The DGM paper documents one vivid instance of objective hacking: in a dedicated experiment on solving FM tool-use hallucination, a self-modified agent (their "node 114") achieved a perfect score not by fixing hallucination but by deleting the special-token logging that the detector relied on. The paper is honest about this and flags it as a critically important open problem.

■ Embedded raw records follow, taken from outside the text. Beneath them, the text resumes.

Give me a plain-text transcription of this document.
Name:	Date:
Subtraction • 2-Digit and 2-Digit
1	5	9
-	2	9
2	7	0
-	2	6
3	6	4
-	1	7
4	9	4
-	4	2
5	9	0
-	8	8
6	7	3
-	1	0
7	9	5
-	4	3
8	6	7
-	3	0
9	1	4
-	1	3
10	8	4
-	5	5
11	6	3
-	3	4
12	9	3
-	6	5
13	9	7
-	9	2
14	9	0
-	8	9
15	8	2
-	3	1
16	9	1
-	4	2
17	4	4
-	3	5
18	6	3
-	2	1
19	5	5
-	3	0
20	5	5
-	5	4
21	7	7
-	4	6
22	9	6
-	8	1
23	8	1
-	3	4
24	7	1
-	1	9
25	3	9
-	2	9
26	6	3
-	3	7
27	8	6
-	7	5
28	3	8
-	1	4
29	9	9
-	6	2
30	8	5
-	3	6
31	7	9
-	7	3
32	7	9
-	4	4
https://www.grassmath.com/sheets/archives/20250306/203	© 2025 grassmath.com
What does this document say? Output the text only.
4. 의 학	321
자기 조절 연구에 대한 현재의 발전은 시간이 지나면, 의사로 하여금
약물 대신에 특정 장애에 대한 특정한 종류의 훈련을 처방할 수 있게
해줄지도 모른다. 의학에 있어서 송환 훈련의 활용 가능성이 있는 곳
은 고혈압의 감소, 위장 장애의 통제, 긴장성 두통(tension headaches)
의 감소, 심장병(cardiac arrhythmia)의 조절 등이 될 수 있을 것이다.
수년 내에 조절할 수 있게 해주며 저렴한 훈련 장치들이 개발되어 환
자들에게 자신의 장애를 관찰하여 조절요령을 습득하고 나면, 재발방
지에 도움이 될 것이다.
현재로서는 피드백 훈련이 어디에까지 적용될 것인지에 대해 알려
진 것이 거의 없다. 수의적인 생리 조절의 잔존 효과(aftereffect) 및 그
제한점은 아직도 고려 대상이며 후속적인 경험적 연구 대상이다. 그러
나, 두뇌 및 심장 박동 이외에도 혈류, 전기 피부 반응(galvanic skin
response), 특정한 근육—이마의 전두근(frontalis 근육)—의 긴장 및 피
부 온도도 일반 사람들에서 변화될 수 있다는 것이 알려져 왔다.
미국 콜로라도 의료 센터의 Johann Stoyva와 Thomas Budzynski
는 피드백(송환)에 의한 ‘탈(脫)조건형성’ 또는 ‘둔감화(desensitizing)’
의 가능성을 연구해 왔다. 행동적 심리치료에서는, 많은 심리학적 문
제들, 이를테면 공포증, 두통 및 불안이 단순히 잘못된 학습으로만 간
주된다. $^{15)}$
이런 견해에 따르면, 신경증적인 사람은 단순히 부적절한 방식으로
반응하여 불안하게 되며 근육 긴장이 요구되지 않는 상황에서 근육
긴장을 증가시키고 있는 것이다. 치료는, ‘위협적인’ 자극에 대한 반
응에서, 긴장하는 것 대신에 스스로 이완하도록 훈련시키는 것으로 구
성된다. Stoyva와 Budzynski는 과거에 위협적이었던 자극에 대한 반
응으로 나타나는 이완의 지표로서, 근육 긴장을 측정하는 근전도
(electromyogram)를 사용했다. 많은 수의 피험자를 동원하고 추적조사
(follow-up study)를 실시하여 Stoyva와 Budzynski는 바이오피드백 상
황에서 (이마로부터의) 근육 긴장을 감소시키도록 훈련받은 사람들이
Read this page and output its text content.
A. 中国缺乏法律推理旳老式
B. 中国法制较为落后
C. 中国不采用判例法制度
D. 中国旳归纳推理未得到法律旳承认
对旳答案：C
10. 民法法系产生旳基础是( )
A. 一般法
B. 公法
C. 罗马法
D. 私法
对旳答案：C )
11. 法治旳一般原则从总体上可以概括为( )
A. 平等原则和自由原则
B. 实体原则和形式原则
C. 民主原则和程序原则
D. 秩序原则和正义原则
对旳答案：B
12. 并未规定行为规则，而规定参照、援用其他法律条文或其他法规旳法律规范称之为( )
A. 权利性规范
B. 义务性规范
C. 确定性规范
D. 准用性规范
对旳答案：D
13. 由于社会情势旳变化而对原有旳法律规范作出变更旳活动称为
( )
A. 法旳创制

That single example raises a natural question: is this an occasional, isolated failure mode or is it a routine feature of self-improvement loops that we would find everywhere if we looked? The authors released the complete raw archives (every self-modification diff, every reasoning transcript, every score) for their standard SWE-bench and Polyglot runs (separate from the dedicated hallucination experiment).

What we analyzed

All six released run conditions covering both benchmarks:

Run Benchmark Condition Nodes
swe_dgm SWE-bench Full DGM 82
swe_dgm_nodarwin SWE-bench No open-ended exploration 80
swe_dgm_noselfimprove SWE-bench No self-improvement 80
polyglot_dgm Polyglot Full DGM 80
polyglot_dgm_nodawin Polyglot No open-ended exploration 80
polyglot_dgm_noselfimprove Polyglot No self-improvement 80

488 total nodes each with the self-improvement task it was given, the literal diff it produced, its full reasoning/tool-call transcript and its resulting benchmark score.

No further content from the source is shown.